Caminamos un par de horas por un campo abierto, enorme, con desniveles, sierras, un arroyo y pequeños ojos de agua. No había nadie. Ni marcaciones ni huellas ni portones...nada. Las sierras y nosotros. Por suerte el guía conocía muy bien el lugar y eligió un lugar privilegiado para acampar.
Luego de unos días increibles, llegó el momento de regresar. Cuando estábamos por partir, descubrí que había perdido mis anteojos de sol. Como ya estaba lista y había varios que todavía tenían que terminar de desarmar sus carpas, partí hacia una pequeña cascada donde, suponía, se me habían caído. Tardé un rato, no recuerdo cuánto - no tenía el reloj -; cuando regresé al campamento, estaba todo levantado, no había nadie. Solo quedaban rastros del fogón de la noche anterior. Ni siquiera estaba mi mochila.
Empecé a caminar para donde pensaba que estaba la "salida". Caminé, caminé, caminé y nada. Decidí volver al campamento; seguro que era un chiste y estaban todos escondidos detrás de los árboles. ¿Como se van a ir sin esperarme? ¿Acaso el guía no sabe que es su deber contar a los integrantes que tiene a cargo y si falta alguno, esperarlo? En eso, vi una casita blanca, precaria, en el medio de la nada. No recordaba haberla visto antes. Me acerqué. En la galeria del frente, había una mujer parada. Me dijo que el grupo había pasado hacía un rato, que me apurará así los alcanzaba. "Pero estoy perdida -le dije-. No me doy cuenta de para donde tengo que ir."

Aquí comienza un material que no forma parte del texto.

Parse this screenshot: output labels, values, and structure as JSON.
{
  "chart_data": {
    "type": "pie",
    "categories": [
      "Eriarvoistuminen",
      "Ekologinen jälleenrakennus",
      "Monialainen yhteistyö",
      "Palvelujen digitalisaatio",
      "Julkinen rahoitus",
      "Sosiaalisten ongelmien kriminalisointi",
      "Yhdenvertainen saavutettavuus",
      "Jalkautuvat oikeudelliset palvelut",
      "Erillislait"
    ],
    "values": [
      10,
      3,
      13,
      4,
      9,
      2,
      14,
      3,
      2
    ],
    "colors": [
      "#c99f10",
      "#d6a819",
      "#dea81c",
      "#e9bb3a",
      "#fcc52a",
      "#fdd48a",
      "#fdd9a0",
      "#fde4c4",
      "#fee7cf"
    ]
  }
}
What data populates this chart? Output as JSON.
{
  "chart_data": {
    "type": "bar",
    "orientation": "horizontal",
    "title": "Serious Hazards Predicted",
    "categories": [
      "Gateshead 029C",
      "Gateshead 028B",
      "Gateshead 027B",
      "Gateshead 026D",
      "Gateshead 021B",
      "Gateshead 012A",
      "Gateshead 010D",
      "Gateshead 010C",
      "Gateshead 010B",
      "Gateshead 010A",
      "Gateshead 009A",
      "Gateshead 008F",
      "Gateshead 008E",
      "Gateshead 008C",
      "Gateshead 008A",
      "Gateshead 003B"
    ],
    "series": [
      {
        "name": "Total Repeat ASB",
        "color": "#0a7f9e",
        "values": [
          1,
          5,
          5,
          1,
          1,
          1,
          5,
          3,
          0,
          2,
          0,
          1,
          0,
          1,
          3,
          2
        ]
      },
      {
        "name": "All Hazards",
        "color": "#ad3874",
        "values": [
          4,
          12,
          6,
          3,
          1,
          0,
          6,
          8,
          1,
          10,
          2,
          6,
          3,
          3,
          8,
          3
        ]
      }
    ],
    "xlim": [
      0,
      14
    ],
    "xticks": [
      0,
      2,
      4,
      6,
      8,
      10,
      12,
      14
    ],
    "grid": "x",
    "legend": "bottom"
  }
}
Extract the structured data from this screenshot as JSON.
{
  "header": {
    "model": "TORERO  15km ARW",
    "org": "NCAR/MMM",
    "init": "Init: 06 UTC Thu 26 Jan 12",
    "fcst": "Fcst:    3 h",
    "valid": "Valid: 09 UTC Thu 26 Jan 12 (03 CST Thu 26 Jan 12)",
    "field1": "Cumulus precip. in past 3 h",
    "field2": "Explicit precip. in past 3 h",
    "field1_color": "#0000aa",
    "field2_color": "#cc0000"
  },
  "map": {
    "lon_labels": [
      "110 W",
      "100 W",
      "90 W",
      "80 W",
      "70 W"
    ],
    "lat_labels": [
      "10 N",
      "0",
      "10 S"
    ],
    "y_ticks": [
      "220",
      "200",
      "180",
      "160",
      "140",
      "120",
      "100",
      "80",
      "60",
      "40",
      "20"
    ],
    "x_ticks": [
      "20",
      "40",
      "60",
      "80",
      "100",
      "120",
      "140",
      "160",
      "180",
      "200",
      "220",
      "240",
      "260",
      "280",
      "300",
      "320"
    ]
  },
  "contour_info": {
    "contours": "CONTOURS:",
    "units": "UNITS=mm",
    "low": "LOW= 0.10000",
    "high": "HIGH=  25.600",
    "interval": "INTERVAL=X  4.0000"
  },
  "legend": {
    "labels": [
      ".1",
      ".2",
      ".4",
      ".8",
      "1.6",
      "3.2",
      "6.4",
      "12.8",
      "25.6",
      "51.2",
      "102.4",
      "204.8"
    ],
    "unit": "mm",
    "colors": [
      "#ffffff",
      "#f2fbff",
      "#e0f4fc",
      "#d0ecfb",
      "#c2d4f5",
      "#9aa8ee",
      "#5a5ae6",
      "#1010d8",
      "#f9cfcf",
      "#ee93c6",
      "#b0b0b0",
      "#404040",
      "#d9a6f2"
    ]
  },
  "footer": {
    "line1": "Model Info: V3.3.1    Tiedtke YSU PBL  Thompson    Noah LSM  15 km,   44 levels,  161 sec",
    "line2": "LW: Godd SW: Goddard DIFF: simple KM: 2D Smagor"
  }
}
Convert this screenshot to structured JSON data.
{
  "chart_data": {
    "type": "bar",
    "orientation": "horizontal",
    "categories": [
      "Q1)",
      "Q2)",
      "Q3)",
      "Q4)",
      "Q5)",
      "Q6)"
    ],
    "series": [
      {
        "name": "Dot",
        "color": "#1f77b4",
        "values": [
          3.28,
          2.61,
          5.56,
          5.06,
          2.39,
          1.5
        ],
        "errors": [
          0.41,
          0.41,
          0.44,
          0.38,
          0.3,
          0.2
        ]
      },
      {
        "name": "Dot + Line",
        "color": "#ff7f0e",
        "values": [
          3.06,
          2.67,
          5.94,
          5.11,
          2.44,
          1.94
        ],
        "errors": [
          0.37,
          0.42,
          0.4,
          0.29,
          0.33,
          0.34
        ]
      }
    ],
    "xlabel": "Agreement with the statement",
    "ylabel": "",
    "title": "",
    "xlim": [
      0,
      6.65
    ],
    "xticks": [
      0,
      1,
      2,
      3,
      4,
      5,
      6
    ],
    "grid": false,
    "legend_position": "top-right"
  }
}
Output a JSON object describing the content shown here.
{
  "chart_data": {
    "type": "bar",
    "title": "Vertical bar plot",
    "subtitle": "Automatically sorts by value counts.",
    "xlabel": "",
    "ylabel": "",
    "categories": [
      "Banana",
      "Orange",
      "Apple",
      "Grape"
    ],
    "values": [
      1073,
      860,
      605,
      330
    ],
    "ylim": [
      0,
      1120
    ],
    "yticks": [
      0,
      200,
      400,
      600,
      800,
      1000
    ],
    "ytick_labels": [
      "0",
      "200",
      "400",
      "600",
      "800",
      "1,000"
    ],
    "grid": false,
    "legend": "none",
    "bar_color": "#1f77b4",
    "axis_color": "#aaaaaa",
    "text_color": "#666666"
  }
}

"Es imposible que te pierdas -decretó-. Solo tenés que escuchar al agua para encontrar el arroyo, bordealo hasta llegar a un puentecito y cruzalo. En tu mejilla derecha, siempre te tiene que pegar al sol." Mientras me decía esto, me agarró del brazo y me llevó hasta lo que se suponía era "el camino". No era un camino convencional, ni siquiera tenía el pasto gastado. Ahí me dejó y se fue. Empecé a caminar. Todo era igual: pasto, árboles, pastizales, pasto, árboles, pastizales.
Seguí hasta que el camino se abrió en dos. ¿Por donde agarro? ¿Derecha o izquierda? Corazonada: izquiera. Me convenzo de que estoy OK. Sigo caminando. Todo es igual. Tengo calor. Me pican los mosquitos. No tengo Off. Tengo hambre, no sé qué hora es. Me siento desnuda sin mi celular. Acelero el paso. "Cuando llegue, mato al guía, que me devuelva la plata, cómo se va a ir sin mí", pienso. Tengo el jean pegado a las piernas, siento calor, mucho calor. Estoy de mal humor. Perdida y de mal humor. Me siento enojada conmigo y con el mundo entero. La sensación es fea.
¿Cuántas veces nos perdemos en la vida? ¿Cuantas veces no escuchamos el agua del arroyo que nos dice: "¿Es por acá?" ¿Cuantas veces depositamos en otro la responsabilidad de marcarnos nuestro camino? ¿Cuantas veces tenemos dos datos fundamentales para avanzar y sin embargo, en vez de usarlos a nuestro favor, compramos más y más libros de superación personal en busca de la respuesta?
Me detuve. Me quedé sentada un rato. El silencio era total. Me olvidé del calor y de todas mis quejas. Y ahí surgió con fuerza el sonido del arroyo. Lo encontré, lo bordeé y llegué a destino. Y no sólo eso: en el último tramo me encontré con tres personas que también estaban perdidas y pude guiarlas.
Solo era cuestión de aquietar la mente y escuchar mi voz interior.
El desafio, es reencontrarse, no importa cuantas veces perdamos nuestro rumbo.